Pero parece que el intercambio amigable entre Obama, un demócrata, y Van Duzer, votante del partido contrario, no cayó bien en las filas republicanas.

Muchos comenzaron a hablar de la "traición" de Van Duzer al abrazar a quien compite directamente con Mitt Romney por la presidencia y llamaron a boicotear su restaurante.

"No me arrepiento de lo que hice", comenta el comerciante, mientras explica que a pesar de estar registrado como republicano, en 2008 decidió votar por Obama porque creyó en su mensaje. Pero en tiempos en que el espíritu bipartidista es poco común, la reacción violenta fue inmediata.

Una gran cantidad de republicanos ofendidos se dirigieron a Yelp, un conocido sitio web que entre otras cosas permite calificar la calidad de un restaurante, y se despacharon en contra de Big Apple Pizza & Pasta. Las reseñas negativas de una estrella, algunas de ellas de gran agresividad, logran representar el alto nivel de virulencia ideológica que se respira en la sociedad norteamericana.

"No puedo confiar en alguien que es tan ignorante de levantar tan feliz a un dictador socialista", dice el usuario Britt S. de Houston, Texas en el sitio Yelp.com.

Mientras, el usuario B.F. de Port St. Lucile, en Florida, dice que "nunca comería en una pizzería que apoye las políticas socialistas de un presidente que le falta el respeto a la constitución".

A su vez, este diluvio de comentarios negativos generó un contraataque de las fuerzas pro-Obama, que respondieron de la manera opuesta y llenaron el sitio del restaurante con calificaciones cinco estrellas por el abrazo de Van Duzer a Obama.

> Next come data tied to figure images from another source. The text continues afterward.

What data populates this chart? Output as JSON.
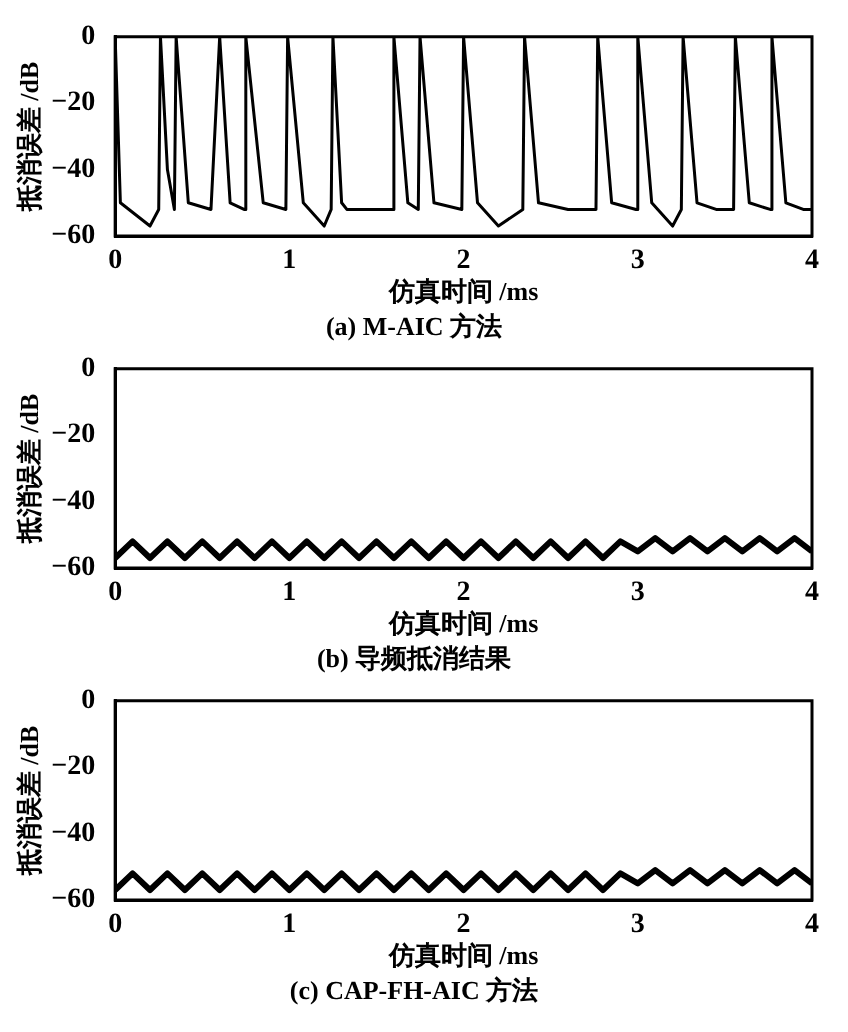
{
  "chart_data": [
    {
      "type": "line",
      "title": "(a) M-AIC 方法",
      "ylabel": "抵消误差 /dB",
      "xlabel": "仿真时间 /ms",
      "color": "#000000",
      "xlim": [
        0,
        4
      ],
      "ylim": [
        -60,
        0
      ],
      "xticks": [
        0,
        1,
        2,
        3,
        4
      ],
      "yticks": [
        -60,
        -40,
        -20,
        0
      ],
      "x": [
        0,
        0.03,
        0.2,
        0.25,
        0.26,
        0.3,
        0.34,
        0.35,
        0.42,
        0.55,
        0.6,
        0.66,
        0.74,
        0.75,
        0.85,
        0.98,
        0.99,
        1.08,
        1.2,
        1.24,
        1.25,
        1.3,
        1.33,
        1.5,
        1.59,
        1.6,
        1.68,
        1.74,
        1.75,
        1.83,
        1.99,
        2.0,
        2.08,
        2.2,
        2.34,
        2.35,
        2.43,
        2.6,
        2.76,
        2.77,
        2.85,
        2.99,
        3.0,
        3.08,
        3.2,
        3.25,
        3.26,
        3.34,
        3.45,
        3.55,
        3.56,
        3.64,
        3.76,
        3.77,
        3.85,
        3.95,
        4.0
      ],
      "values": [
        0,
        -50,
        -57,
        -52,
        0,
        -40,
        -52,
        0,
        -50,
        -52,
        0,
        -50,
        -52,
        0,
        -50,
        -52,
        0,
        -50,
        -57,
        -52,
        0,
        -50,
        -52,
        -52,
        -52,
        0,
        -50,
        -52,
        0,
        -50,
        -52,
        0,
        -50,
        -57,
        -52,
        0,
        -50,
        -52,
        -52,
        0,
        -50,
        -52,
        0,
        -50,
        -57,
        -52,
        0,
        -50,
        -52,
        -52,
        0,
        -50,
        -52,
        0,
        -50,
        -52,
        -52
      ]
    },
    {
      "type": "line",
      "title": "(b) 导频抵消结果",
      "ylabel": "抵消误差 /dB",
      "xlabel": "仿真时间 /ms",
      "color": "#000000",
      "xlim": [
        0,
        4
      ],
      "ylim": [
        -60,
        0
      ],
      "xticks": [
        0,
        1,
        2,
        3,
        4
      ],
      "yticks": [
        -60,
        -40,
        -20,
        0
      ],
      "x": [
        0,
        0.1,
        0.2,
        0.3,
        0.4,
        0.5,
        0.6,
        0.7,
        0.8,
        0.9,
        1,
        1.1,
        1.2,
        1.3,
        1.4,
        1.5,
        1.6,
        1.7,
        1.8,
        1.9,
        2,
        2.1,
        2.2,
        2.3,
        2.4,
        2.5,
        2.6,
        2.7,
        2.8,
        2.9,
        3,
        3.1,
        3.2,
        3.3,
        3.4,
        3.5,
        3.6,
        3.7,
        3.8,
        3.9,
        4
      ],
      "values": [
        -57,
        -52,
        -57,
        -52,
        -57,
        -52,
        -57,
        -52,
        -57,
        -52,
        -57,
        -52,
        -57,
        -52,
        -57,
        -52,
        -57,
        -52,
        -57,
        -52,
        -57,
        -52,
        -57,
        -52,
        -57,
        -52,
        -57,
        -52,
        -57,
        -52,
        -55,
        -51,
        -55,
        -51,
        -55,
        -51,
        -55,
        -51,
        -55,
        -51,
        -55
      ]
    },
    {
      "type": "line",
      "title": "(c) CAP-FH-AIC 方法",
      "ylabel": "抵消误差 /dB",
      "xlabel": "仿真时间 /ms",
      "color": "#000000",
      "xlim": [
        0,
        4
      ],
      "ylim": [
        -60,
        0
      ],
      "xticks": [
        0,
        1,
        2,
        3,
        4
      ],
      "yticks": [
        -60,
        -40,
        -20,
        0
      ],
      "x": [
        0,
        0.1,
        0.2,
        0.3,
        0.4,
        0.5,
        0.6,
        0.7,
        0.8,
        0.9,
        1,
        1.1,
        1.2,
        1.3,
        1.4,
        1.5,
        1.6,
        1.7,
        1.8,
        1.9,
        2,
        2.1,
        2.2,
        2.3,
        2.4,
        2.5,
        2.6,
        2.7,
        2.8,
        2.9,
        3,
        3.1,
        3.2,
        3.3,
        3.4,
        3.5,
        3.6,
        3.7,
        3.8,
        3.9,
        4
      ],
      "values": [
        -57,
        -52,
        -57,
        -52,
        -57,
        -52,
        -57,
        -52,
        -57,
        -52,
        -57,
        -52,
        -57,
        -52,
        -57,
        -52,
        -57,
        -52,
        -57,
        -52,
        -57,
        -52,
        -57,
        -52,
        -57,
        -52,
        -57,
        -52,
        -57,
        -52,
        -55,
        -51,
        -55,
        -51,
        -55,
        -51,
        -55,
        -51,
        -55,
        -51,
        -55
      ]
    }
  ]
}
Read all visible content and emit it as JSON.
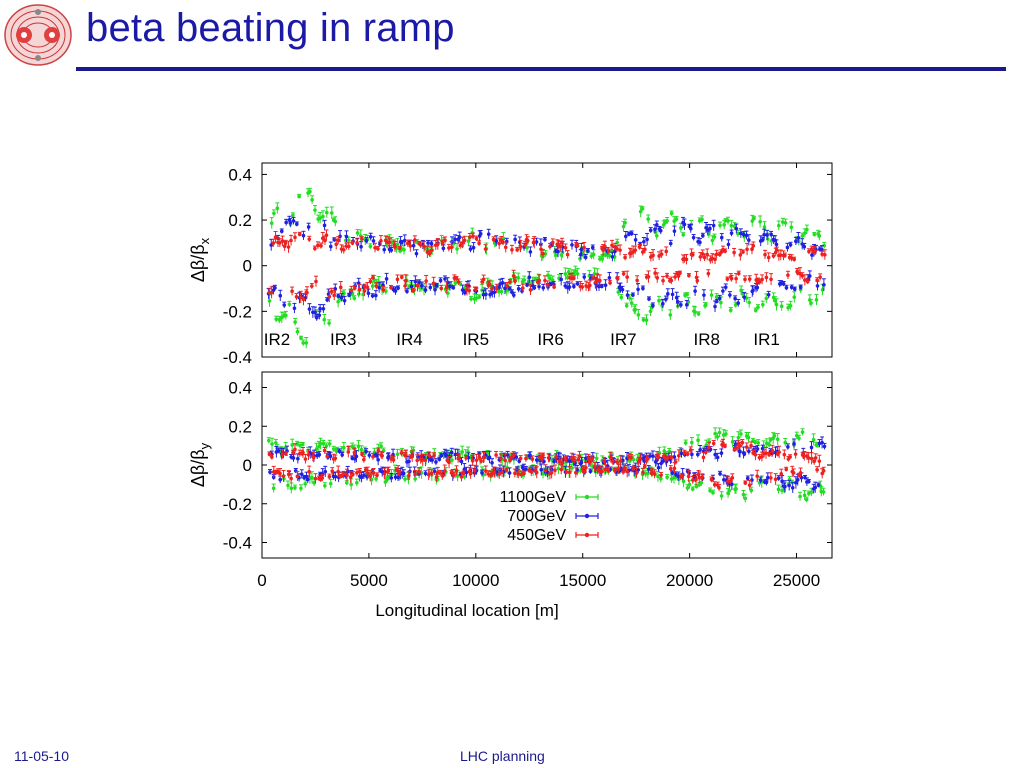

"Sr. Van Duzer, mi esposa y yo cambiamos nuestros planes de viaje a Florida para ir a comer a su restaurante. Es una vergüenza que esta gente se esconda de forma anónima en Internet y amenace su negocio con mensajes de odio", dijo John S. de Nueva York.

Bart H. de Brooklyn se dirigió directamente a quienes formaban parte del boicot: ¿"Tratan de destruir el negocio de una persona porque le gusta un candidato diferente al de ustedes? Son una basura. Vuelvan a meterse al agujero del que salieron".

Mientras los usuarios entraban en una guerra virtual para calificar al local con una y cinco estrellas, el sitio web se convirtió en un termómetro improvisado para medir el bache ideológico que existe entre quienes apoyan a Obama y quienes lo odian. O de un lado o del otro, sin términos medios.

"Ya no hay intenciones de trabajar juntos entre los dos lados", dice Van Duzer. "El pueblo estadounidense sufre porque no nos ponemos de acuerdo", agrega.

"A mi no me importa a qué partido pertenece Obama", le dice a Herald. "Cualquiera que diga que no se emociona por conocerlo es antinorteamericano. Hay que tener respeto por el tipo que protege a los chicos que están a 11.000 kilómetros de distancia", dice en referencia a las tropas estacionadas en Afganistán.

En un clima político de creciente polarización, Van Duzer parece ser una especie en extinción, capaz de dejar de lado su afiliación política y adoptar un pragmatismo que muchos en Washington parecen haber olvidado.

Y mientras los demás continúan su crítica virulenta, Van Duzer no se inmuta. Al preguntársele si volvería a comportarse con Obama de la misma forma, responde desafiante: "Sin duda. Estoy orgulloso de mi presidente y no me importa si es demócrata o republicano".